La segunda idea que quisiera transmitir aquí es que en años recientes dos grandes áreas de la investigación científica han hecho suyo el tema de la felicidad: la economía y la psicología. Yo no soy ni economista ni psicólogo, sino sólo, al igual que mis colegas en esta mesa, simplemente filósofo, pero lo que llevo leído de esas literaturas me invita a pensar que tampoco los economistas y psicólogos, a pesar de los enormes méritos de las investigaciones respectivas, aciertan bien a bien, o al menos no aciertan todavía. Este es la segunda idea, y les pediría que me dieran un poco de tiempo antes de volver a ella.

Todo lo anterior parece indicar que yo me remito a una tercera autoridad, que no es ni la de la filosofía ni la de la ciencia, las cuales por lo visto no admito en realidad como autoridades, para poder hablar de la felicidad. Así es, en efecto: y esta tercera autoridad a la que me remito es la autoridad del sentido común. Pero antes de remitirme expresamente a ella, quisiera remitirme a otra autoridad, una cuarta pues: la autoridad de la experiencia. Y es que, si alguien en otras épocas de mi vida me hubiese invitado a hablar en público, o incluso en privado, de la felicidad, estoy casi seguro de que habría rehusado hacerlo por la sencilla razón de que en esas otras épocas no era yo feliz. Y aquí estoy diciendo algo muy importante: no hagan caso de nada que les diga nadie acerca de la felicidad si no admite antes que es feliz o al menos que alguna vez lo ha sido. Esta es acaso la tesis más fundamental que quisiera proponer aquí: de nada debe hablar nadie, o si habla nadie debe hacerle caso, si no tiene conocimiento de causa, vale decir si no tiene la experiencia de la cosa de que habla. Vengo pues a hablarles aquí de la felicidad no desde la perspectiva de un filósofo a secas sino desde la perspectiva de una persona feliz, o si se empeñan ustedes, ya que se trata de un banquete de filosofía, desde la perspectiva de un filósofo feliz. Porque o mucho me engaño o muchos filósofos no son felices, y entonces el que sean filósofos no garantiza que haya que hacerles caso.

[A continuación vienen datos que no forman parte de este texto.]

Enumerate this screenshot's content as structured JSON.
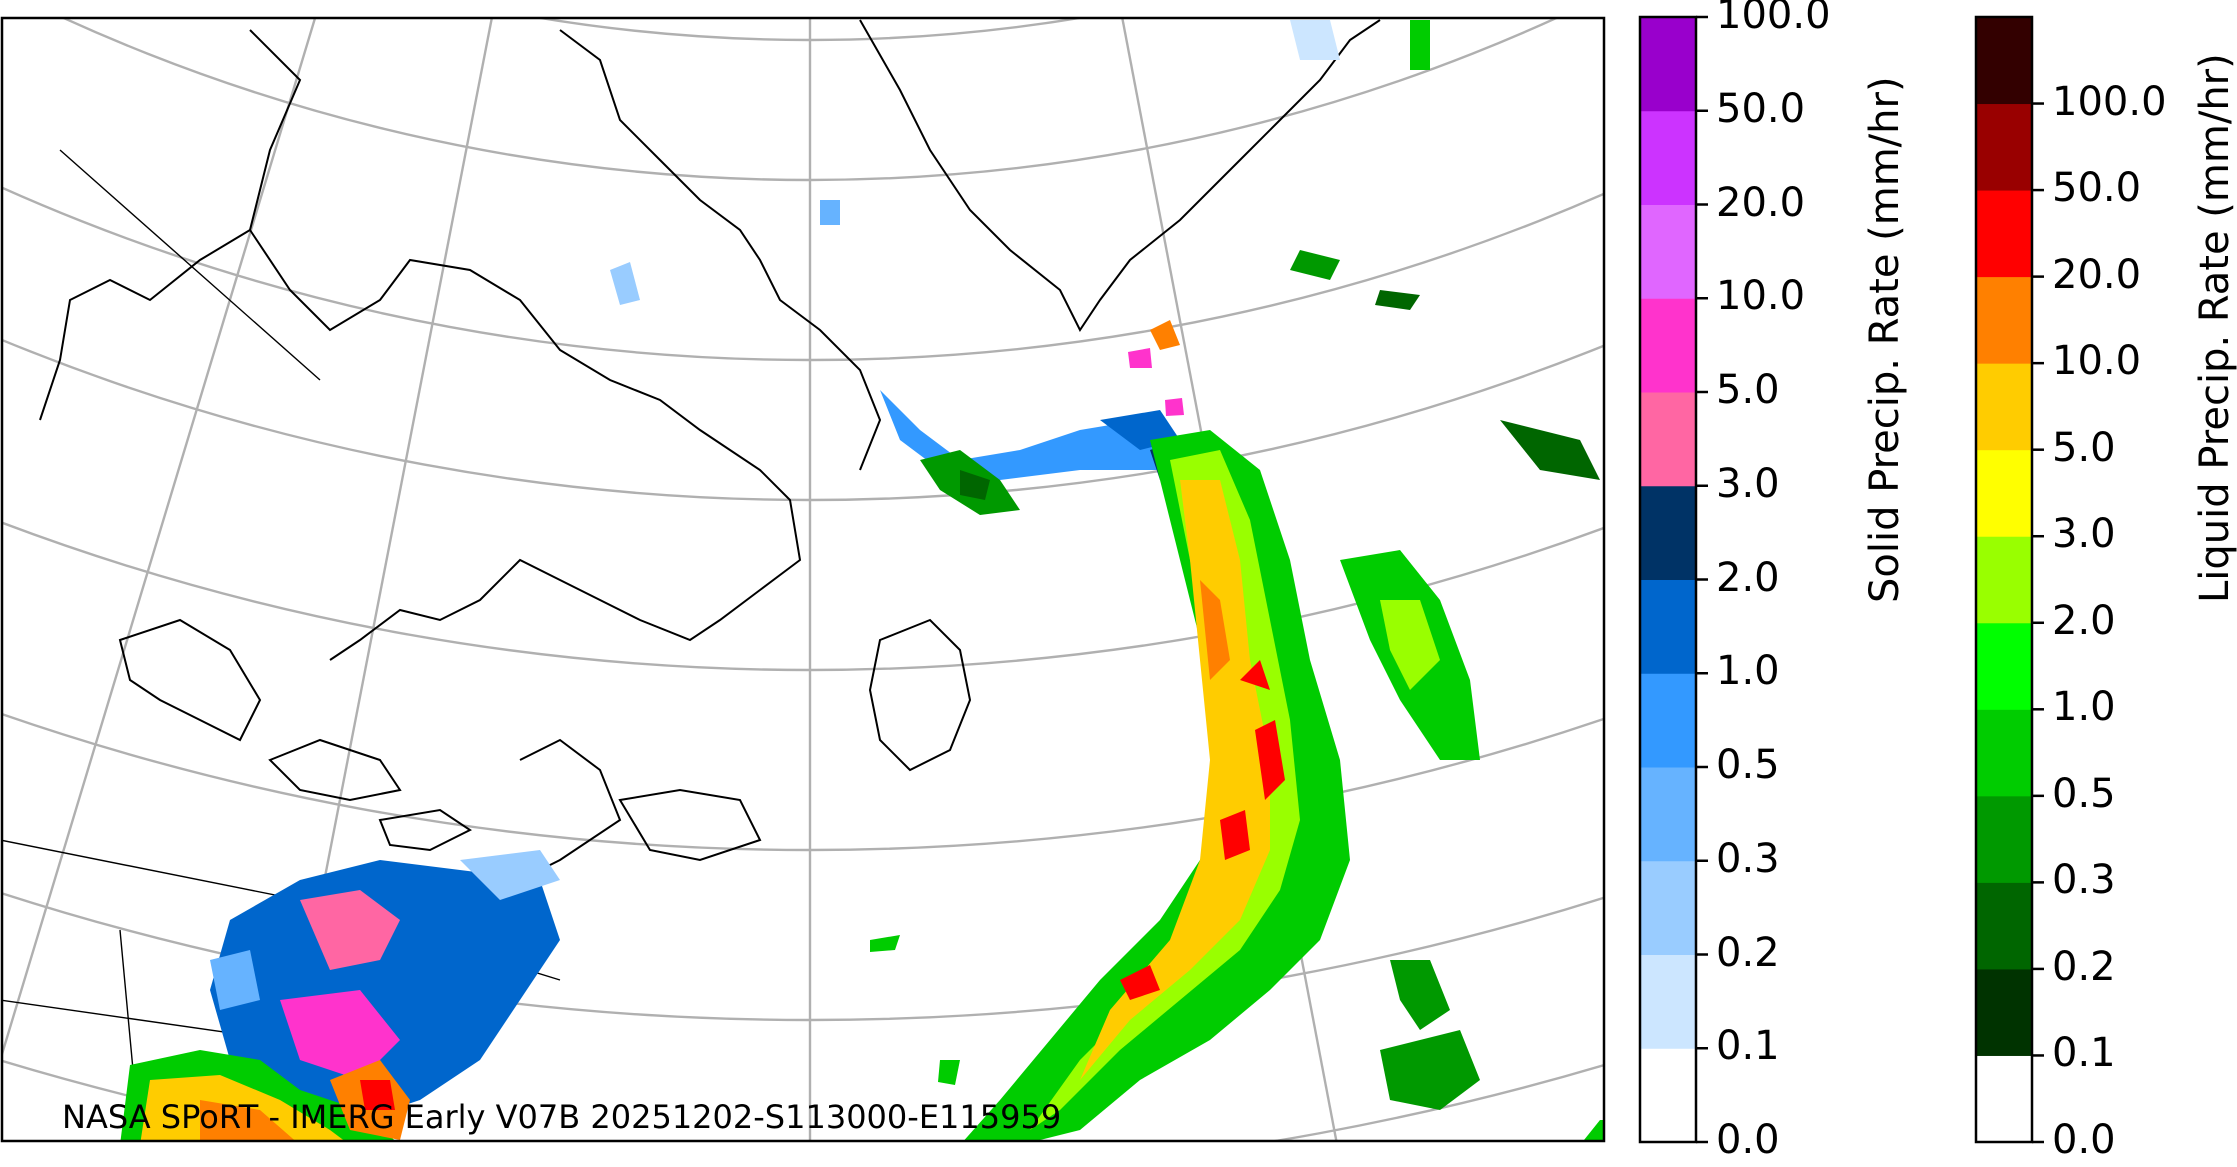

Siendo feliz yo mismo que les hablo aquí y ahora de felicidad, ¿en qué digo que consista la felicidad? Dicho de la manera más sencilla que puedo: en tener una vida familiar ordenada y armónica. Así de simple. Creo, con otras palabras, que a ese animalito que es el ser humano, tal y como es, aquello que en el fondo lo hace feliz no es otra cosa ni puede ser otra cosa que el tejido de relaciones cercanas y cálidas que constituye la familia. ¿Significa eso que toda persona que tiene una familia y vive en familia es feliz? Por supuesto que no: decir algo así sería decir algo tan patentemente falso que habría que reír a carcajadas. Hay familias felices y familias infelices; y como decía Leo Tolstoy al principio de su Anna Karenina, todas las familias felices son iguales, mientras que cada familia infeliz es infeliz a su propia y distintiva manera. Lo que estoy diciendo es más bien que, si una persona es feliz, lo es porque lleva una vida familiar con ciertas características, que son por cierto siempre las mismas, como dice Tolstoy.

¿Qué características son esas? La cosa es tan banal, tan archiconocida, tan poco solemne y tan poco filosófica, que casi no me atrevo a decirlo en un foro como este. Todos ustedes conocen las características que son comunes a toda familia feliz y que la distinguen de las innumerables maneras que desbaratan la felicidad familiar. Si tienen suerte, las conocen porque las han vivido, al menos en algunos momentos de sus vidas; si no tienen suerte, lo lamento por ustedes, pero estoy seguro de que al menos las han visto de lejos, y ello tanto en carne viva, por conocer personas cuyas familias tienen esas características, como en las mil representaciones de la vida familiar que nos ofrece la poesía, el teatro, la narrativa histórica o de ficción, la pintura o el cine; y estoy seguro de que, viéndolas de una manera u otra, experimentan un anhelo por ellas. Ese anhelo es lo más humano que hay; y es justamente el anhelo de la felicidad.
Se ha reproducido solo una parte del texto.